В день, когда врачи помогали матери, небеса были наполнены потоками дождя, аккомпанируя громовыми раскатами. Она, едва взглянув на меня, успела устало и радостно улыбнуться, прошептав напоследок: —Удачи… Отец же канул в неизвестность, словно его и не было. У медсестер не осталось иного выбора, как отдать меня в детский дом.
В тот день одна юная девушка работала в больнице. Ей поручили отнести меня, но сердце ее дрогнуло от жалости и нежности. Она оставила меня себе, нарекла странным, но красивым именем – Иеремий. Когда мне исполнилось пять, я спросил о его значении. В ответ она лишь улыбалась, ласково гладя по голове: – Чтобы тебе легче жилось, мой мальчик.
Она была ко мне нежна и ласкова. Я называл ее мамой, хотя и знал правду. Жизнь с ней была светлой и безмятежной. Мы проводили время вместе: гуляли по городу, посещали разные места, наслаждаясь сладким мороженым. Иногда вместе с ней ходили на работу в больницу. Там меня часто замечали другие тети, с нежностью гладили по голове, одаривали комплиментами и угощали сладостями. Им трудно было выговорить мое имя, поэтому чаще звали просто – Ерема.
В нашем доме царила атмосфера любви, пока однажды мама не привела молодого человека. Он показался мне чужим с первого взгляда. Высокий рост, черные волосы спадали на глаза, которые выражали усталость и боль, а его руки были в шрамах, а тело почти все забинтовано, и его постоянная привычка была пить таблетки. Объяснял это тем, что тяжело болен.

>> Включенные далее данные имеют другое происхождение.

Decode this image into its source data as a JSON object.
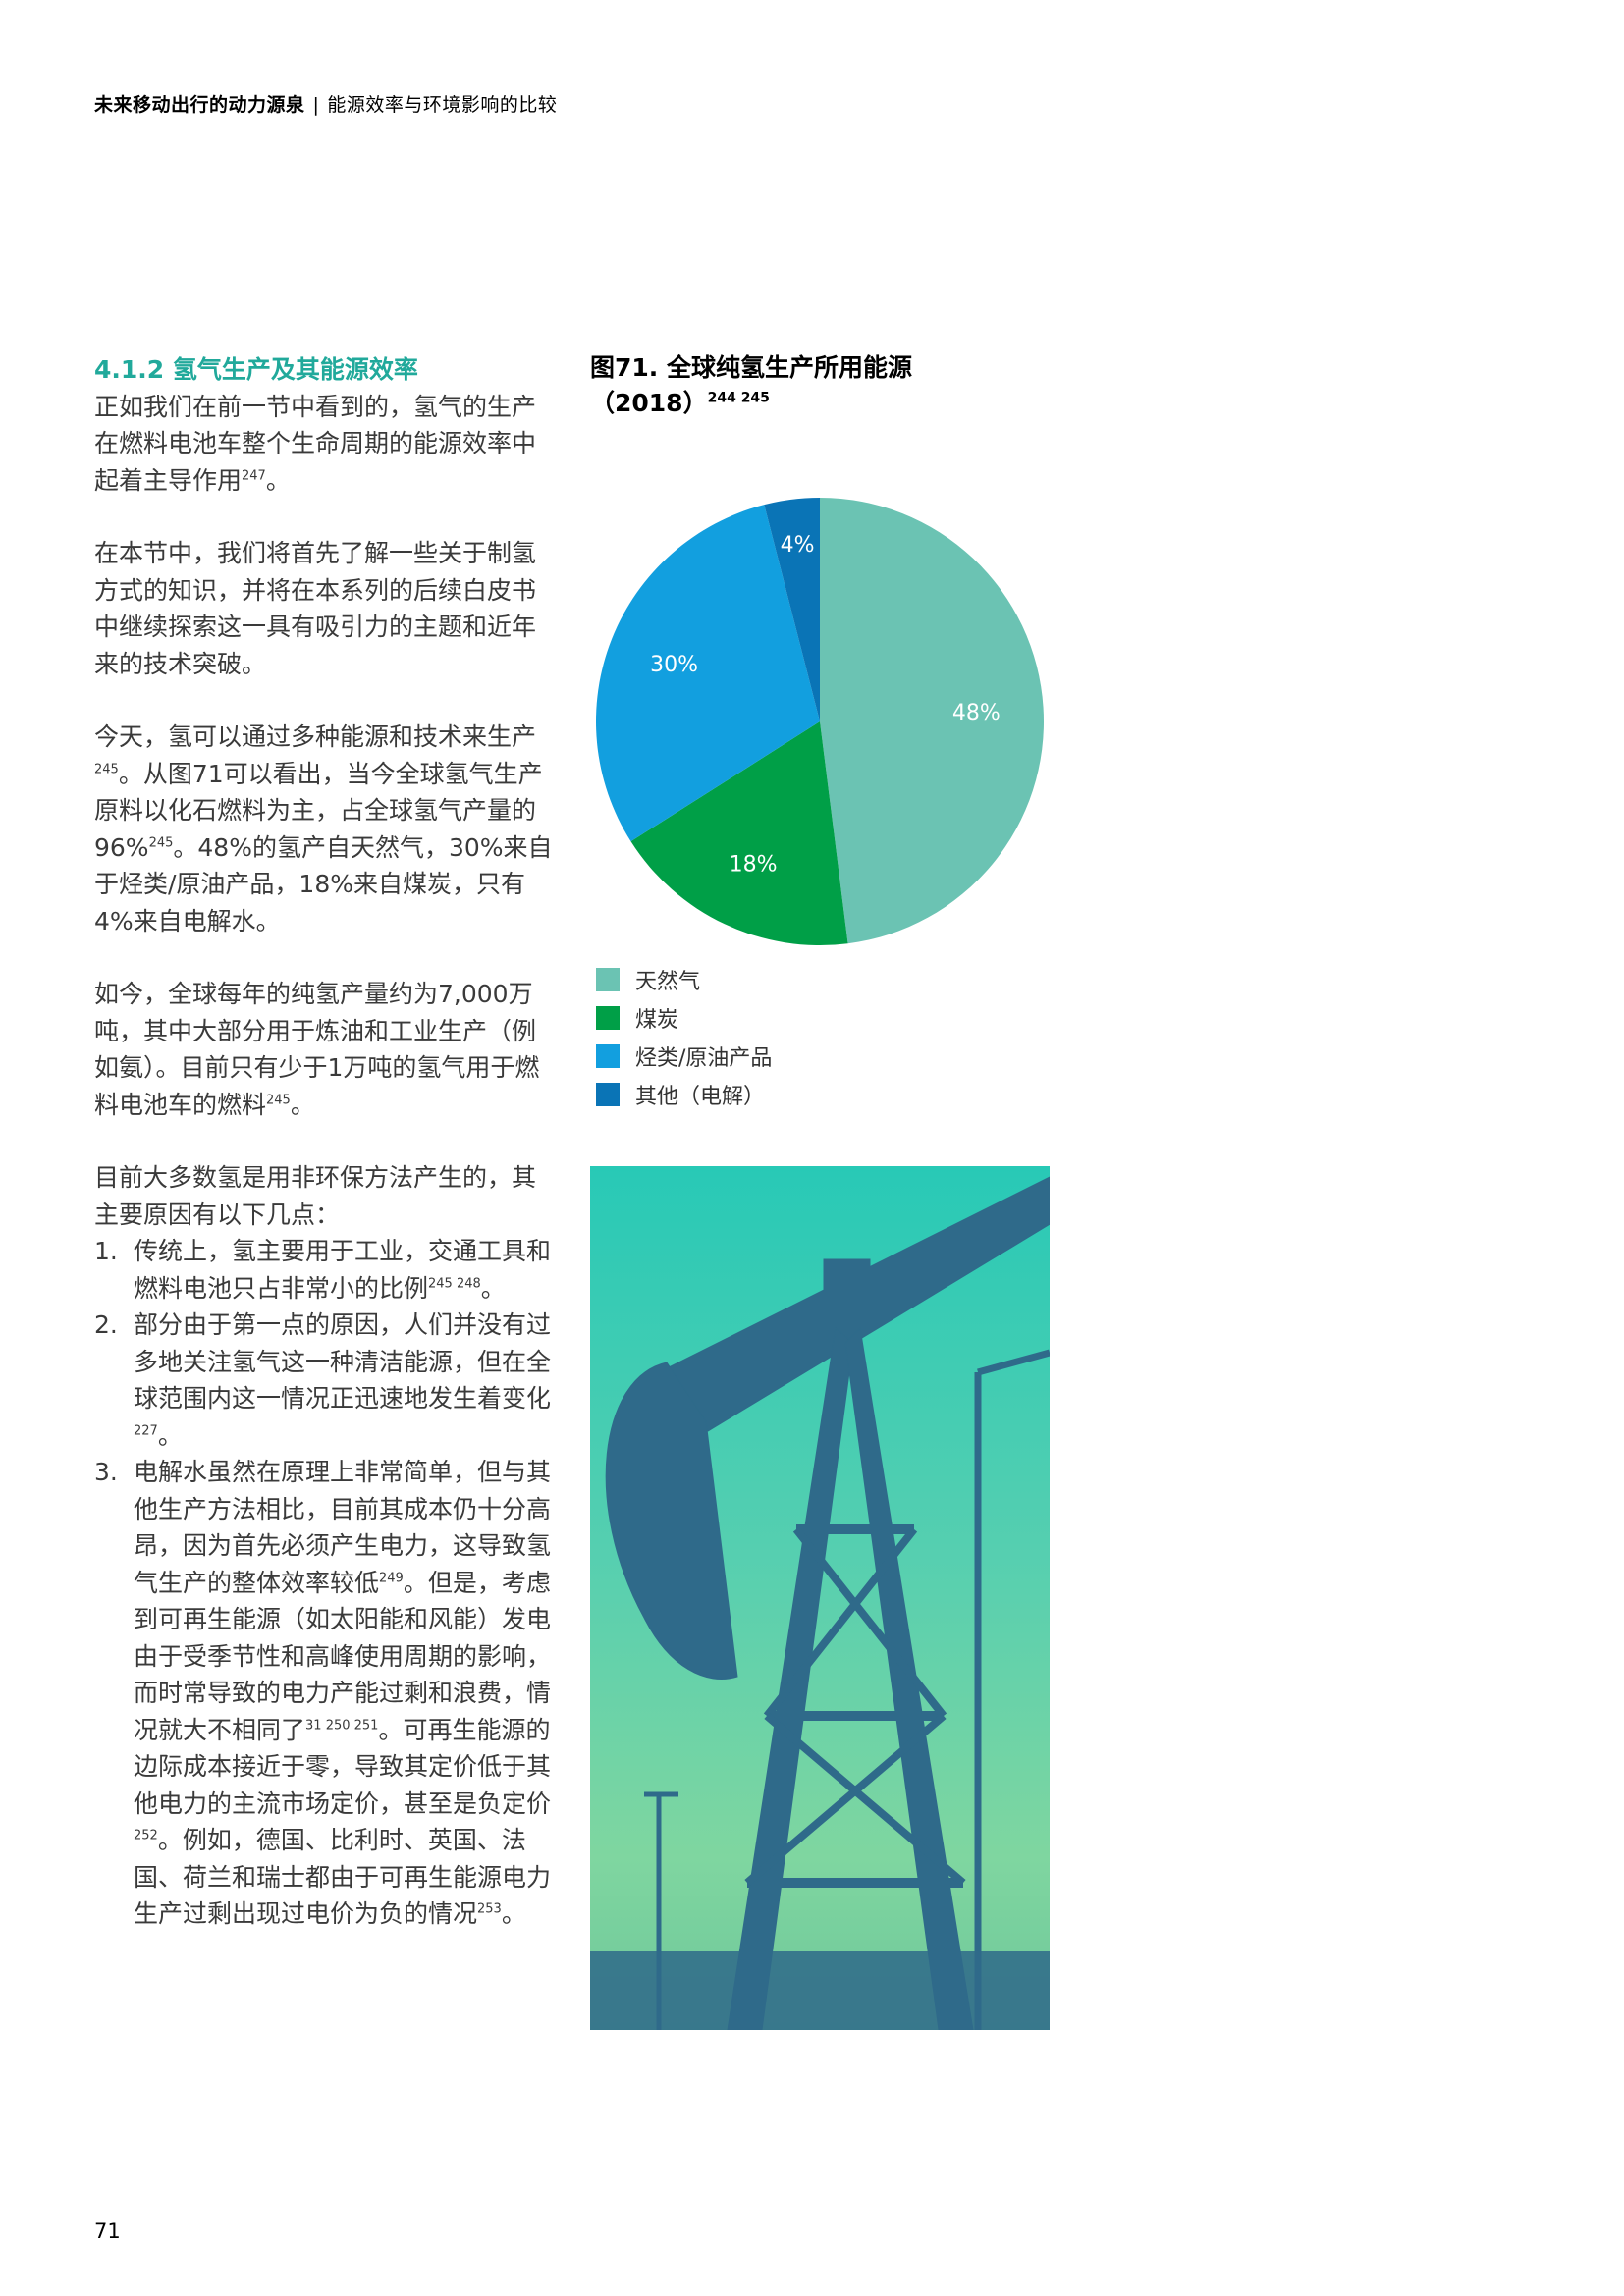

Он жил с нами, проявляя вежливость и благодарность. Заботился обо мне, пока мама была на работе или, когда я болел. Часто одаривал подарками, развлекал нас и не давал скучать. Вместе мы казались настоящей, дружной семьей.
Один день изменил все. Вечером они были на кухне, а я в своей комнате учил уроки. Внезапно раздался оглушительный грохот. Бросившись на звук, замер в ужасе, ослепленный ярким светом, в котором предстала ужасная картина. Осколки посуды усыпали пол. Парень стоял на коленях, сжимая в руке окровавленный нож, а на полу, в багровой луже, лежала мама…
Сердце бешено заколотилось, охваченное тревогой. С губ сорвалось тихое, словно молитва, слово: «Мама…», которое парень, казалось, услышал. Повернувшись ко мне, я увидел слезы, блестевшие в его глазах, и дрожащие губы. Он что-то быстро говорил, медленно приближаясь. Мой разум был пуст, а тело скованно ужасом. Остановившись, не дойдя до меня, схватился за голову, рухнул на пол и вонзил нож себе в грудь. Этот жест поверг в еще больший испуг. Собрав остатки воли, подбежал к маме, взял ее бледную, похолодевшую руку. Слезы и крики вырывались из моей груди. Я просидел долго, не понимая, что происходит вокруг, словно застыл во времени. Слышал лишь чьи-то шаги и голоса, доносившиеся издалека. Они увели меня и отвезли в детский дом.